Don’t start this until you’ve read Fitness for the Exhausted Part one and done the diet clean up from part two. The diet clean up and the pre-exercise can be done together if you are feeling motivated.
Mr. Parrot has reviewed a ton of wonderful workout programs. A quick look through this site will help you find one that you love – once you are physically ready for it.
This – is not a workout. It is a pre-exercise program to get you ready to tackle something bigger.
So….what do you need for equipment? Socks and running shoes. A mini trampoline. Mini weights – maybe two or five pounds if they feel heavy. A workout mat.
Let’s take a month again, okay? Now depending upon your level of exhaustion, you might need to take a much slower start – maybe stretching each week out into two or even more. Listen closely to your body.
Put on those socks and shoes and head out for a walk. The first day you might feel so tired you’ll only make it to the end of the block. That’s okay. Tomorrow go one house further. The next day, see if you can go further. Just make sure you are walking once a day and every day and increasing your distance. Depending on your level of fitness, you might only be able to walk every other day to start with. If so, complement yourself on your great job and do what you can. IF you can manage it daily, then do it.
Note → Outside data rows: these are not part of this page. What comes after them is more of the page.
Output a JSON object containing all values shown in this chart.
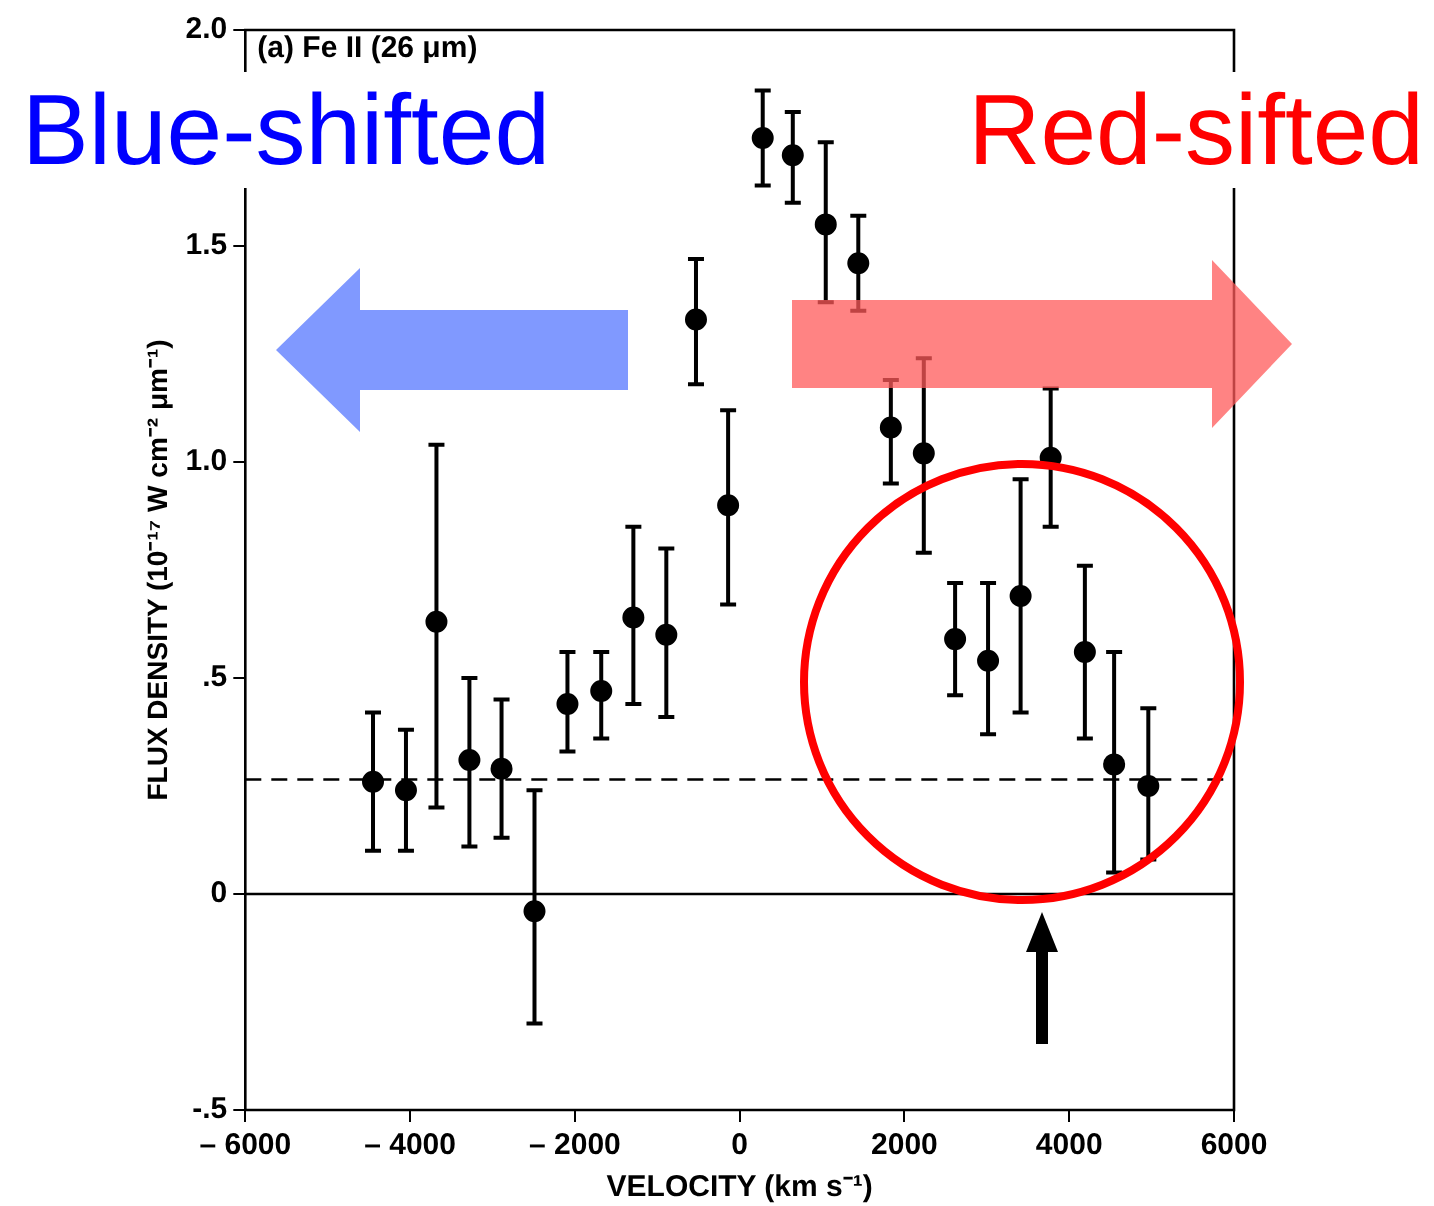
{
  "chart_data": {
    "type": "scatter",
    "title": "(a) Fe II (26 μm)",
    "xlabel": "VELOCITY (km s⁻¹)",
    "ylabel": "FLUX DENSITY (10⁻¹⁷ W cm⁻² μm⁻¹)",
    "annotations": [
      "Blue-shifted",
      "Red-sifted"
    ],
    "x": [
      -4450,
      -4050,
      -3680,
      -3280,
      -2890,
      -2490,
      -2090,
      -1680,
      -1290,
      -890,
      -530,
      -140,
      280,
      645,
      1045,
      1440,
      1835,
      2235,
      2615,
      3015,
      3410,
      3775,
      4190,
      4545,
      4960
    ],
    "series": [
      {
        "color": "#000000",
        "values": [
          0.26,
          0.24,
          0.63,
          0.31,
          0.29,
          -0.04,
          0.44,
          0.47,
          0.64,
          0.6,
          1.33,
          0.9,
          1.75,
          1.71,
          1.55,
          1.46,
          1.08,
          1.02,
          0.59,
          0.54,
          0.69,
          1.01,
          0.56,
          0.3,
          0.25
        ],
        "errors": [
          [
            0.1,
            0.42
          ],
          [
            0.1,
            0.38
          ],
          [
            0.2,
            1.04
          ],
          [
            0.11,
            0.5
          ],
          [
            0.13,
            0.45
          ],
          [
            -0.3,
            0.24
          ],
          [
            0.33,
            0.56
          ],
          [
            0.36,
            0.56
          ],
          [
            0.44,
            0.85
          ],
          [
            0.41,
            0.8
          ],
          [
            1.18,
            1.47
          ],
          [
            0.67,
            1.12
          ],
          [
            1.64,
            1.86
          ],
          [
            1.6,
            1.81
          ],
          [
            1.37,
            1.74
          ],
          [
            1.35,
            1.57
          ],
          [
            0.95,
            1.19
          ],
          [
            0.79,
            1.24
          ],
          [
            0.46,
            0.72
          ],
          [
            0.37,
            0.72
          ],
          [
            0.42,
            0.96
          ],
          [
            0.85,
            1.17
          ],
          [
            0.36,
            0.76
          ],
          [
            0.05,
            0.56
          ],
          [
            0.08,
            0.43
          ]
        ]
      }
    ],
    "xlim": [
      -6000,
      6000
    ],
    "xticks": [
      {
        "value": -6000,
        "label": "– 6000"
      },
      {
        "value": -4000,
        "label": "– 4000"
      },
      {
        "value": -2000,
        "label": "– 2000"
      },
      0,
      2000,
      4000,
      6000
    ],
    "ylim": [
      -0.5,
      2.0
    ],
    "yticks": [
      {
        "value": -0.5,
        "label": "-.5"
      },
      {
        "value": 0,
        "label": "0"
      },
      {
        "value": 0.5,
        "label": ".5"
      },
      {
        "value": 1.0,
        "label": "1.0"
      },
      {
        "value": 1.5,
        "label": "1.5"
      },
      {
        "value": 2.0,
        "label": "2.0"
      }
    ],
    "ref_lines": [
      {
        "axis": "y",
        "value": 0.265,
        "line_style": "dashed",
        "color": "#000000"
      },
      {
        "axis": "y",
        "value": 0,
        "line_style": "solid",
        "color": "#000000"
      }
    ],
    "grid": false,
    "legend": false,
    "marker": "circle"
  }
}
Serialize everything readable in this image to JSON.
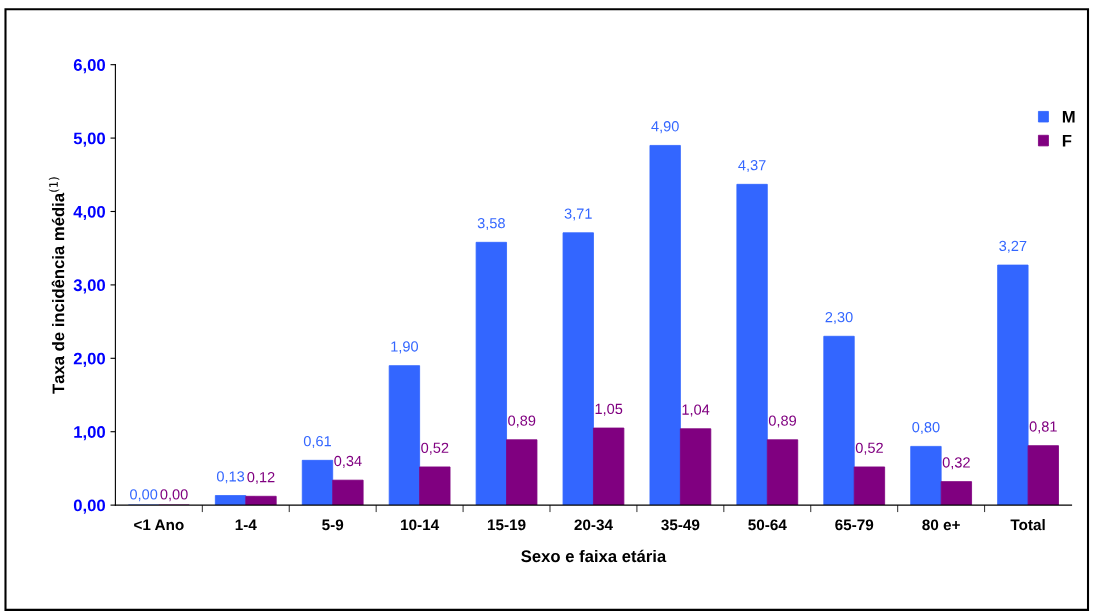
{
  "chart_data": {
    "type": "bar",
    "xlabel": "Sexo e faixa etária",
    "ylabel": "Taxa de incidência média$^{(1)}$",
    "categories": [
      "<1 Ano",
      "1-4",
      "5-9",
      "10-14",
      "15-19",
      "20-34",
      "35-49",
      "50-64",
      "65-79",
      "80 e+",
      "Total"
    ],
    "series": [
      {
        "name": "M",
        "color": "#3366ff",
        "values": [
          0.0,
          0.13,
          0.61,
          1.9,
          3.58,
          3.71,
          4.9,
          4.37,
          2.3,
          0.8,
          3.27
        ],
        "value_labels": [
          "0,00",
          "0,13",
          "0,61",
          "1,90",
          "3,58",
          "3,71",
          "4,90",
          "4,37",
          "2,30",
          "0,80",
          "3,27"
        ]
      },
      {
        "name": "F",
        "color": "#800080",
        "values": [
          0.0,
          0.12,
          0.34,
          0.52,
          0.89,
          1.05,
          1.04,
          0.89,
          0.52,
          0.32,
          0.81
        ],
        "value_labels": [
          "0,00",
          "0,12",
          "0,34",
          "0,52",
          "0,89",
          "1,05",
          "1,04",
          "0,89",
          "0,52",
          "0,32",
          "0,81"
        ]
      }
    ],
    "ylim": [
      0,
      6
    ],
    "yticks": [
      {
        "value": 0,
        "label": "0,00"
      },
      {
        "value": 1,
        "label": "1,00"
      },
      {
        "value": 2,
        "label": "2,00"
      },
      {
        "value": 3,
        "label": "3,00"
      },
      {
        "value": 4,
        "label": "4,00"
      },
      {
        "value": 5,
        "label": "5,00"
      },
      {
        "value": 6,
        "label": "6,00"
      }
    ],
    "grid": false,
    "legend": "top right"
  }
}
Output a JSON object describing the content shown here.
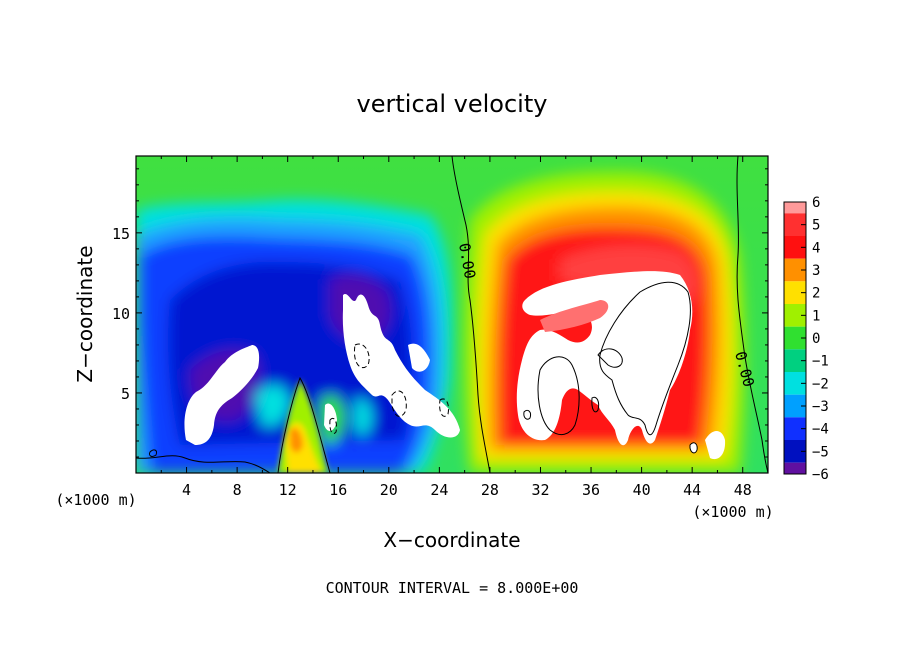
{
  "chart_data": {
    "type": "heatmap",
    "title": "vertical velocity",
    "xlabel": "X−coordinate",
    "ylabel": "Z−coordinate",
    "x_unit": "(×1000 m)",
    "x_unit_right": "(×1000 m)",
    "footer": "CONTOUR INTERVAL = 8.000E+00",
    "xlim": [
      0,
      50
    ],
    "ylim": [
      0,
      19.8
    ],
    "x_ticks": [
      "4",
      "8",
      "12",
      "16",
      "20",
      "24",
      "28",
      "32",
      "36",
      "40",
      "44",
      "48"
    ],
    "x_tick_values": [
      4,
      8,
      12,
      16,
      20,
      24,
      28,
      32,
      36,
      40,
      44,
      48
    ],
    "y_ticks": [
      "5",
      "10",
      "15"
    ],
    "y_tick_values": [
      5,
      10,
      15
    ],
    "colorbar": {
      "labels": [
        "6",
        "5",
        "4",
        "3",
        "2",
        "1",
        "0",
        "−1",
        "−2",
        "−3",
        "−4",
        "−5",
        "−6"
      ],
      "values": [
        6,
        5,
        4,
        3,
        2,
        1,
        0,
        -1,
        -2,
        -3,
        -4,
        -5,
        -6
      ],
      "colors": [
        "#ff9a9a",
        "#ff3030",
        "#ff1010",
        "#ff9000",
        "#ffe000",
        "#a0f000",
        "#30e030",
        "#00d080",
        "#00e0e0",
        "#00a0ff",
        "#1030ff",
        "#0010c0",
        "#6010a0"
      ]
    },
    "contour_labels": [
      "0.00",
      "0.00"
    ],
    "features": [
      {
        "sign": "negative",
        "x_range": [
          1,
          26
        ],
        "z_range": [
          0,
          17
        ],
        "min": "< −6"
      },
      {
        "sign": "positive",
        "x_range": [
          28,
          47
        ],
        "z_range": [
          0,
          18
        ],
        "max": "> 6"
      }
    ]
  }
}
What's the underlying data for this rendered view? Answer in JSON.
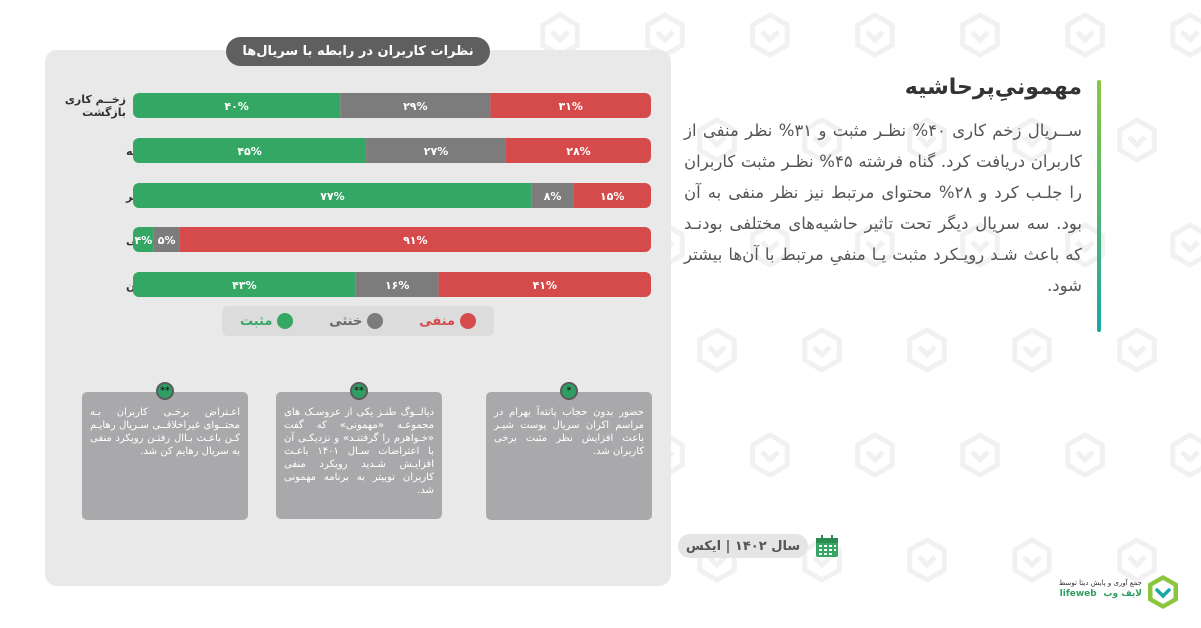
{
  "colors": {
    "positive": "#35a764",
    "neutral": "#7c7c7c",
    "negative": "#d54b4c",
    "accent_green": "#2e9e62"
  },
  "chart_data": {
    "type": "bar",
    "orientation": "horizontal-stacked-100",
    "title": "نظرات کاربران در رابطه با سریال‌ها",
    "categories": [
      "زخــم کاری بازگشت",
      "گناه فرشته",
      "پوست شیر*",
      "مهمونی**",
      "رهایم کن**"
    ],
    "series": [
      {
        "name": "مثبت",
        "color": "#35a764",
        "values": [
          40,
          45,
          77,
          4,
          43
        ],
        "labels": [
          "۴۰%",
          "۴۵%",
          "۷۷%",
          "۴%",
          "۴۳%"
        ]
      },
      {
        "name": "خنثی",
        "color": "#7c7c7c",
        "values": [
          29,
          27,
          8,
          5,
          16
        ],
        "labels": [
          "۲۹%",
          "۲۷%",
          "۸%",
          "۵%",
          "۱۶%"
        ]
      },
      {
        "name": "منفی",
        "color": "#d54b4c",
        "values": [
          31,
          28,
          15,
          91,
          41
        ],
        "labels": [
          "۳۱%",
          "۲۸%",
          "۱۵%",
          "۹۱%",
          "۴۱%"
        ]
      }
    ],
    "legend_position": "bottom"
  },
  "category_labels": {
    "row1_line1": "زخــم کاری",
    "row1_line2": "بازگشت",
    "row2": "گناه فرشته",
    "row3": "پوست شیر",
    "row3_mark": "*",
    "row4": "مهمونی",
    "row4_mark": "**",
    "row5": "رهایم کن",
    "row5_mark": "**"
  },
  "legend": {
    "positive": "مثبت",
    "neutral": "خنثی",
    "negative": "منفی"
  },
  "notes": [
    {
      "mark": "*",
      "text": "حضور بدون حجاب پانته‌آ بهرام در مراسم اکران سریال پوست شیـر باعث افزایش نظر مثبت برخی کاربران شد."
    },
    {
      "mark": "**",
      "text": "دیالــوگ طنـز یکی از عروسـک های مجموعـه «مهمونی» که گفت «خـواهرم را گرفتنـد» و نزدیکـی آن با اعتراضات سـال ۱۴۰۱ باعـث افزایـش شـدید رویکرد منفی کاربران توییتر به برنامه مهمونی شد."
    },
    {
      "mark": "**",
      "text": "اعـتراض برخـی کاربران بـه محتــوای غیراخلاقــی سـریال رهایـم کـن باعـث بـاال رفتـن رویکرد منفی به سریال رهایم کن شد."
    }
  ],
  "heading": "مهمونیِ‌پرحاشیه",
  "body": "ســریال زخم کاری ۴۰% نظـر مثبت و ۳۱% نظر منفی از کاربران دریافت کرد. گناه فرشته ۴۵% نظـر مثبت کاربران را جلـب کرد و ۲۸% محتوای مرتبط نیز نظر منفی به آن بود. سه سریال دیگر تحت تاثیر حاشیه‌های مختلفی بودنـد که باعث شـد رویـکرد مثبت یـا منفیِ مرتبط با آن‌ها بیشتر شود.",
  "date": "سال ۱۴۰۲  |  ایکس",
  "logo": {
    "line1": "جمع آوری و پایش دیتا توسط",
    "brand_fa": "لایف وب",
    "brand_en": "lifeweb"
  }
}
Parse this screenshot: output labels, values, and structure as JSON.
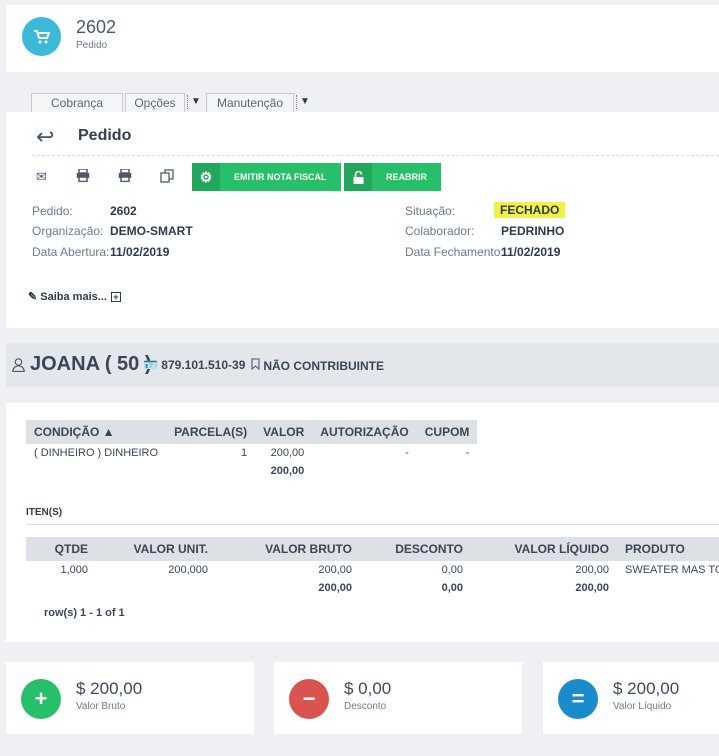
{
  "header": {
    "number": "2602",
    "subtitle": "Pedido",
    "icon": "cart-icon"
  },
  "tabs": [
    "Cobrança",
    "Opções",
    "Manutenção"
  ],
  "main": {
    "title": "Pedido",
    "buttons": {
      "emit": "EMITIR NOTA FISCAL",
      "reopen": "REABRIR"
    },
    "fields": {
      "pedido_label": "Pedido:",
      "pedido_value": "2602",
      "org_label": "Organização:",
      "org_value": "DEMO-SMART",
      "abertura_label": "Data Abertura:",
      "abertura_value": "11/02/2019",
      "situacao_label": "Situação:",
      "situacao_value": "FECHADO",
      "colab_label": "Colaborador:",
      "colab_value": "PEDRINHO",
      "fech_label": "Data Fechamento:",
      "fech_value": "11/02/2019"
    },
    "saiba": "Saiba mais...",
    "highlight_color": "#f2f246"
  },
  "customer": {
    "name": "JOANA ( 50 )",
    "doc": "879.101.510-39",
    "contrib": "NÃO CONTRIBUINTE"
  },
  "payment": {
    "headers": [
      "CONDIÇÃO ▲",
      "PARCELA(S)",
      "VALOR",
      "AUTORIZAÇÃO",
      "CUPOM"
    ],
    "row": [
      "( DINHEIRO ) DINHEIRO",
      "1",
      "200,00",
      "-",
      "-"
    ],
    "total": "200,00"
  },
  "items": {
    "label": "ITEN(S)",
    "headers": [
      "QTDE",
      "VALOR UNIT.",
      "VALOR BRUTO",
      "DESCONTO",
      "VALOR LÍQUIDO",
      "PRODUTO"
    ],
    "row": [
      "1,000",
      "200,000",
      "200,00",
      "0,00",
      "200,00",
      "SWEATER MAS TOMM"
    ],
    "totals": [
      "200,00",
      "0,00",
      "200,00"
    ],
    "rows_info": "row(s) 1 - 1 of 1"
  },
  "summary": [
    {
      "amount": "$ 200,00",
      "label": "Valor Bruto",
      "color": "#27c068",
      "symbol": "+"
    },
    {
      "amount": "$ 0,00",
      "label": "Desconto",
      "color": "#d9534f",
      "symbol": "−"
    },
    {
      "amount": "$ 200,00",
      "label": "Valor Líquido",
      "color": "#1a8ccc",
      "symbol": "="
    }
  ]
}
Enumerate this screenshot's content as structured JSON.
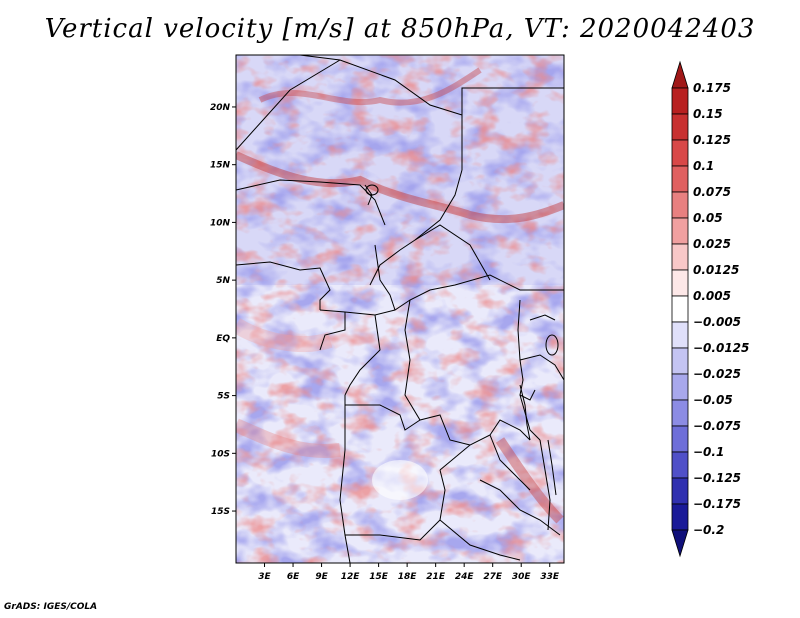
{
  "title": "Vertical velocity [m/s] at 850hPa, VT: 2020042403",
  "footer": "GrADS: IGES/COLA",
  "chart_data": {
    "type": "heatmap",
    "title": "Vertical velocity [m/s] at 850hPa, VT: 2020042403",
    "variable": "Vertical velocity",
    "units": "m/s",
    "level": "850hPa",
    "valid_time": "2020042403",
    "lon_range": [
      0,
      34.5
    ],
    "lat_range": [
      -19.5,
      24.5
    ],
    "x_ticks": [
      {
        "value": 3,
        "label": "3E"
      },
      {
        "value": 6,
        "label": "6E"
      },
      {
        "value": 9,
        "label": "9E"
      },
      {
        "value": 12,
        "label": "12E"
      },
      {
        "value": 15,
        "label": "15E"
      },
      {
        "value": 18,
        "label": "18E"
      },
      {
        "value": 21,
        "label": "21E"
      },
      {
        "value": 24,
        "label": "24E"
      },
      {
        "value": 27,
        "label": "27E"
      },
      {
        "value": 30,
        "label": "30E"
      },
      {
        "value": 33,
        "label": "33E"
      }
    ],
    "y_ticks": [
      {
        "value": 20,
        "label": "20N"
      },
      {
        "value": 15,
        "label": "15N"
      },
      {
        "value": 10,
        "label": "10N"
      },
      {
        "value": 5,
        "label": "5N"
      },
      {
        "value": 0,
        "label": "EQ"
      },
      {
        "value": -5,
        "label": "5S"
      },
      {
        "value": -10,
        "label": "10S"
      },
      {
        "value": -15,
        "label": "15S"
      }
    ],
    "colorbar": {
      "labels": [
        "0.175",
        "0.15",
        "0.125",
        "0.1",
        "0.075",
        "0.05",
        "0.025",
        "0.0125",
        "0.005",
        "−0.005",
        "−0.0125",
        "−0.025",
        "−0.05",
        "−0.075",
        "−0.1",
        "−0.125",
        "−0.175",
        "−0.2"
      ],
      "colors": [
        "#a01818",
        "#b82020",
        "#c83030",
        "#d84848",
        "#e06060",
        "#e88080",
        "#f0a0a0",
        "#f8c8c8",
        "#fde8e8",
        "#ffffff",
        "#e0e0fa",
        "#c4c4f2",
        "#a8a8ec",
        "#8c8ce4",
        "#6e6ed8",
        "#5050c8",
        "#3030b0",
        "#1a1a98",
        "#10107a"
      ]
    }
  }
}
Spread out that workout mat and lay down on it. Sorry, not for naptime – do some leg lifts, grab those weights and do something that make sense for your body. Google some simple stretching and weight lifting if you don’t have any ideas. Make a plan or a schedule and fit this in for ten minutes before your walk.
Try out that mini trampoline. It is a proven strength builder and works wonders. The low impact nature of simple jogging on the mini trampoline is going to work miracles for you if think that you are too tired for anything aerobic in nature. The trampoline is easy if you have exhausted adrenals and experience unusual post exercise fatigue.
Is the daily walk working for you? Do you live in a place where the weather is usually great? If not, add in the trampoline on the days you don’t want to be outside. Turn on the TV and jog and bounce and maybe grab those weights if you are feeling up for it.
Keep doing what you are doing – just a bit more. Not increasing your total beyond 30 minutes, but get more organized or scheduled.
By now your body will be telling you what it likes best.
Do you need the fresh air and sunshine or -20 degree blizzard to wake you up on an outdoor morning walk? Do you prefer the low impact of jogging on the trampoline in front of the TV?
How about that weight lifting and stretching? Have you found a good routine that works for you? Don’t be afraid to make one up – and then write it down if you are the forgetful sort.
Week five. Refine what you are doing. Enjoy the changes you’ve made in your diet. Keep investigating health issues you might have. Spend some time looking through the workout review on this site. See if one of them grabs your attention and looks like it might be something that grabs your attention. I’d suggest Ten Minute Trainer.
By now, you should be feeling better. Depending on your individual reasons for exhaustion, the simple diet clean up and the simple beginning exercising will be helping you a lot.
If your problem is thyroid/adrenals, you will need to go slow. Don’t let your exercise add stress because you have no resources to handle it.
But do something – anything as often as you can and I know you will soon see the benefits of your new lifestyle.
And read, read, read! Only you know your body and your symptoms – and you know you can never rattle those off to a doctor fast enough before he is out of the room again. Time to stop waiting for the medical professionals to make you healthy and take your health into your own hands.
Do your research on your own reasons for exhaustion, listen to your body and go to the doctor armed with the knowledge you’ve gained. Best Wishes!